DARI awal Titin, 44, memang tak sreg jadi suami Syarif, 36. Maka ditinggal kerja di Kaltim oleh suami berbulan-bulan tanpa kabar, tenang saja dia. Ketika Syarif pulang ke Surabaya untuk minta izin nikah resmi, langsung saja setuju. Habis itu Titin tebar pesona, dan dapat 5 lelaki dan tinggal diseleksi.
Jika menikah sekedar demi kepatutan dan menghindari fitnah, tentulah rumahtangga itu menjadi hambar. Suami istri itu bisa jalan sendiri-sendiri, tanpa merasa ada ketergantungan. Rumahtangga model begini dijamin tidak awet, karena sekedar untuk penyaluran syahwat secara halalan tayiban wa asyikan.

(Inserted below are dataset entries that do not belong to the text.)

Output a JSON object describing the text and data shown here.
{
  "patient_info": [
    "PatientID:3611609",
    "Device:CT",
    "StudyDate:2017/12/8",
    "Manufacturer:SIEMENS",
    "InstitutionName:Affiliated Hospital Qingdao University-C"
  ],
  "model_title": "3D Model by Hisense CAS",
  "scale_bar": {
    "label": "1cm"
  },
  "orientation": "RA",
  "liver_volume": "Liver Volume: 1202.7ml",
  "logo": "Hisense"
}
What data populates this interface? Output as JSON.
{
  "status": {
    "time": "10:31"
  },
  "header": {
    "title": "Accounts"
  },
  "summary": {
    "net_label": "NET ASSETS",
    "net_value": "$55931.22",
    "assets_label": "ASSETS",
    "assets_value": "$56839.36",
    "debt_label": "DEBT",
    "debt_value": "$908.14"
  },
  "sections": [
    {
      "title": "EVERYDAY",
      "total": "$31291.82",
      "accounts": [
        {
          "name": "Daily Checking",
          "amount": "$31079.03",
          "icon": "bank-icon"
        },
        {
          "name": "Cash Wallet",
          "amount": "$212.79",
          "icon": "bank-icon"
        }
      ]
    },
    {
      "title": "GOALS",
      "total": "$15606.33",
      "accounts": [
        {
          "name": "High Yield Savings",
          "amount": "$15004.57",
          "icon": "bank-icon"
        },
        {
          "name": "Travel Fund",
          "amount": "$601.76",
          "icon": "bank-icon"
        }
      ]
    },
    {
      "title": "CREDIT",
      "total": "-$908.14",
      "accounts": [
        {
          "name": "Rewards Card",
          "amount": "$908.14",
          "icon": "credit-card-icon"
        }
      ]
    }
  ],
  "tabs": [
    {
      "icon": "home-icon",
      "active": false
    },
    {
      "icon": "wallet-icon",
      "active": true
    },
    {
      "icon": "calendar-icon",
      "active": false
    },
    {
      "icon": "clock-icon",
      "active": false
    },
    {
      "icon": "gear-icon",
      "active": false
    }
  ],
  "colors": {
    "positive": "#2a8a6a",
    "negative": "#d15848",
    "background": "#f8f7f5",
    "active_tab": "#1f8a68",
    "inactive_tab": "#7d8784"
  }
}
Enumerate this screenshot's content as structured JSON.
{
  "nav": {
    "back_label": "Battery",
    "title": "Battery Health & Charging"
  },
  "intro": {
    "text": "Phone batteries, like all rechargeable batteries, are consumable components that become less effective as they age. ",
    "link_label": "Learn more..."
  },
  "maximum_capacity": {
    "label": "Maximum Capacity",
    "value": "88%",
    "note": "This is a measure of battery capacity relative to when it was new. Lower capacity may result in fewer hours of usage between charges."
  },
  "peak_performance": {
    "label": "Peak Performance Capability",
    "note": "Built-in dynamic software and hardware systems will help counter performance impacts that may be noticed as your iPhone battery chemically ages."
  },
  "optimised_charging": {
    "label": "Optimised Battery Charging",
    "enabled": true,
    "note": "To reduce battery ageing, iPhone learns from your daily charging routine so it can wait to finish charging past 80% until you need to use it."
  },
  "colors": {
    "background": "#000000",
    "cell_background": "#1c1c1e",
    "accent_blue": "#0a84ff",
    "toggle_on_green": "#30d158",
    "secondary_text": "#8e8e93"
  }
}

Dan ketika sama-sama bosen, bercerai bukan hal yang susah.
Titin warga kampung Gak Eruh Kecamatan Ngapunten, Surabaya, juga seperti itu. Dia menikah dengan Syarif sekedar untuk menghindari gosip, menjanda terlalu lama bakal ngentekna klasa (habiskan tikar). Maka meski Syarif ini pekerjaannya tak jelas, diterima saja. Yang penting malam tak kedinginan lagi, ada “obat anget” yang khasiatnya mengungguli beras kencur dan koyok.
Karena di Surabaya pekerjaan Syarif hanya petentang-petenteng seperti wayang mau diadu, maka ketika ada teman ngajak kerja ke Kaltim, langsung saja setuju. Pergilah dia sendirian tanpa mengajak istri. Dan sejak pergi Syarif tak pernah kontak-kontakan, emil-emilan apa WA-WA-an. Lama-lama Syarif jadi seperti Bang Toyib.
Tahu-tahu sudah setahun Syarif tak berkabar pada istrinya di Surabaya. Ketika balik lagi malah bawa perempuan muda satu, ternyata istri sirinya, dan suam istri yang merupakan mertuanya. Tujuannya adalah, untuk mohon izin menikah resmi sekaligus menceraikan Titin.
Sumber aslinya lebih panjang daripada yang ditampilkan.